All three organisations use roughly the same process. The first step is to form a team of six undergraduate students (from any discipline) and at least one faculty advisor. Each team submits an application to the event managers, answering questions about why they want to participate, their university’s HPC and computer science curriculum, team skills, etc. A few weeks later, the selection committee decides which teams make the cut and which need to wait another year.

The groups who get the nod have several months of work ahead. They’ll need to find a sponsor (usually a hardware vendor) and make sure they have their budgetary bases covered. Sponsors usually provide the latest and greatest gear, along with a bit of financial support for travel and other logistical costs. Incidentally, getting a sponsor isn’t all that difficult. Conference organisers (and other well-wishers like me) can help teams and vendors connect.

The rest of the time prior to the competition is spent designing, configuring, testing, and tuning the clusters. Then the teams take these systems to the event and compete against each another in a live benchmark face-off. The competition takes place in cramped booths right on the trade show floor.

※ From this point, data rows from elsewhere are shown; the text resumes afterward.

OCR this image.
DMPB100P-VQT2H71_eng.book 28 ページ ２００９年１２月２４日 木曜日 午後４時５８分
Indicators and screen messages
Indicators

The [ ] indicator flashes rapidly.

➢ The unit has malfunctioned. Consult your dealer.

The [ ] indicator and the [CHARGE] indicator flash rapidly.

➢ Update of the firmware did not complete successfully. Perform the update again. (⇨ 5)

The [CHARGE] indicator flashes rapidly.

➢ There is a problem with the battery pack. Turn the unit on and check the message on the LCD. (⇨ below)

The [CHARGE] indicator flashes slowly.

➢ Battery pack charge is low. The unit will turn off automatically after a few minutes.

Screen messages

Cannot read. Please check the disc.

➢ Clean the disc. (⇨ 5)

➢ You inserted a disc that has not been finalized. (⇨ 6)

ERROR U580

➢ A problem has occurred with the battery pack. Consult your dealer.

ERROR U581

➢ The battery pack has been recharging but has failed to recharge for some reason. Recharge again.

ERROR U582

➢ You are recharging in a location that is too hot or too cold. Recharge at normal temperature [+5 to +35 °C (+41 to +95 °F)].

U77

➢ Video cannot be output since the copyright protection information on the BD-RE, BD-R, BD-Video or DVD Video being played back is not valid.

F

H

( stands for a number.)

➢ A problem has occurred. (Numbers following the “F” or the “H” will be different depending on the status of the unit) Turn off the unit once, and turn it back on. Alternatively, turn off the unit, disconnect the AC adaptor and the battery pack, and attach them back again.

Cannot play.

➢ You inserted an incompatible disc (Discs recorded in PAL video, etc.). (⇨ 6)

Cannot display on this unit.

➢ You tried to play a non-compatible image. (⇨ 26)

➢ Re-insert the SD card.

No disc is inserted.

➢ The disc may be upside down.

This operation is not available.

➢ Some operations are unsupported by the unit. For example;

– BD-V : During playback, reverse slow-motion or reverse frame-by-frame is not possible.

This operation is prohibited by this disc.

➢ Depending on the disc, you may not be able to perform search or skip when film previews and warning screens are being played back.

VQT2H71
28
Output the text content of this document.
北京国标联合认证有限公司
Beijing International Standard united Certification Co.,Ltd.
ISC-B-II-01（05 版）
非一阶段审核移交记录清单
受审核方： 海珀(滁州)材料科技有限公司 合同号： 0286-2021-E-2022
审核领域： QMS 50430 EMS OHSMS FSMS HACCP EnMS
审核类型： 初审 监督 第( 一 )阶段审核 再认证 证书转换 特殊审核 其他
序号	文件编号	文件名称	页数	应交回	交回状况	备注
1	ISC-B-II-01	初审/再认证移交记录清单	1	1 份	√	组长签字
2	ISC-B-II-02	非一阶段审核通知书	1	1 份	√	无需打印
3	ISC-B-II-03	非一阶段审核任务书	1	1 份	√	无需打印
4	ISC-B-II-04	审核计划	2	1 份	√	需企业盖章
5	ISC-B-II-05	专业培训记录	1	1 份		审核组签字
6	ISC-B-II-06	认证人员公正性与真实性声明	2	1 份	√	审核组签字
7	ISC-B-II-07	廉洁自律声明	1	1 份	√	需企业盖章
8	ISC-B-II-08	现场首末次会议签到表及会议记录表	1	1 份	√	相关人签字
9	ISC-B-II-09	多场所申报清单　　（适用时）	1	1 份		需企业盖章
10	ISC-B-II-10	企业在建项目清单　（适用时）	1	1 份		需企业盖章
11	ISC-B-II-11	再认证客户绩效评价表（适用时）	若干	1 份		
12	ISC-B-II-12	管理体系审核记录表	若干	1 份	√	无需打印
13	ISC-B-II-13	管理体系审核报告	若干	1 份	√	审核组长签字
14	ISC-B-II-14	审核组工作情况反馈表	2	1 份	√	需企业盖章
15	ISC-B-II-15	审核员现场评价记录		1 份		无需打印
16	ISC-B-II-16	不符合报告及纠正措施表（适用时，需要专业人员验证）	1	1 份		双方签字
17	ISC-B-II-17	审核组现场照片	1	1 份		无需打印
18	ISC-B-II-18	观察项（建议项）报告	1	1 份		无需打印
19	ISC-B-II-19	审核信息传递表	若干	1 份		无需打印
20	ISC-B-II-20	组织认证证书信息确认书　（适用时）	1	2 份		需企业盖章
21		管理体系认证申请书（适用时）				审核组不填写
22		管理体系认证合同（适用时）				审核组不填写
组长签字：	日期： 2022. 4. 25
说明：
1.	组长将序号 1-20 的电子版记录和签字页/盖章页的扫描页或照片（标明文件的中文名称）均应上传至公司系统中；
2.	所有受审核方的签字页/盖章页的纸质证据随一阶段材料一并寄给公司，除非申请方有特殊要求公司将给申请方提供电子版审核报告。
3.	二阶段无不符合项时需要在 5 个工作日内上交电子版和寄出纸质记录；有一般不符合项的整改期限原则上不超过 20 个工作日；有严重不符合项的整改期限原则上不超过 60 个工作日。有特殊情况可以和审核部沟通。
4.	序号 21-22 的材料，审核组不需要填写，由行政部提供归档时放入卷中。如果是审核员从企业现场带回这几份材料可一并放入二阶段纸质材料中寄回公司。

All three 2013 events require competitors to run the HPCC benchmark and an independent HPL (LINPACK) run, plus a set of real-world scientific applications. Teams receive points for system performance (usually "getting the most done" on the scientific programs) and, in some cases, the quality and precision of the results. In addition to the benchmarks and app runs, teams are usually interviewed by experts to gauge how well they understand their systems and the scientific tasks they’ve been running.

The team that amasses the most points is dubbed the overall winner. There is usually an additional award for the highest LINPACK score and sometimes a “fan favourite” gong for the team that does the best job of displaying and explaining its work.

While many of the rules and procedures are common between competition hosts, there are some differences:

SC competitions are gruelling 46-hour marathons. The students begin their HPCC and separate LINPACK runs on Monday morning, and the results are due about 5pm that day. This usually isn’t very stressful; most teams have run these benchmarks many times and could do it in their sleep. The action really picks up Monday evening when the datasets for the scientific applications are released.

The apps and accompanying datasets are complex enough that it’s pretty much impossible for a team to complete every task. So from Monday evening until their final results are due on Wednesday afternoon, the students are pushing to get as much done as possible. Teams that can efficiently allocate processing resources have a big advantage.

ISC competitions are a set of three day-long sprints. Students run HPCC and LINPACK on the afternoon of day one but don’t receive their application datasets until the next morning. On days two and three, they’ll run through the list of workloads for that day and hand in the results later that afternoon.

The datasets usually aren’t so large that they’ll take a huge amount of time to run, meaning that students will have plenty of time to optimise the app to achieve maximum performance. However, there’s another wrinkle: the organisers spring a daily surprise application on the students. The teams don’t know what the app will be, so they can’t prepare for it; this puts a premium on team work and general HPC and science knowledge.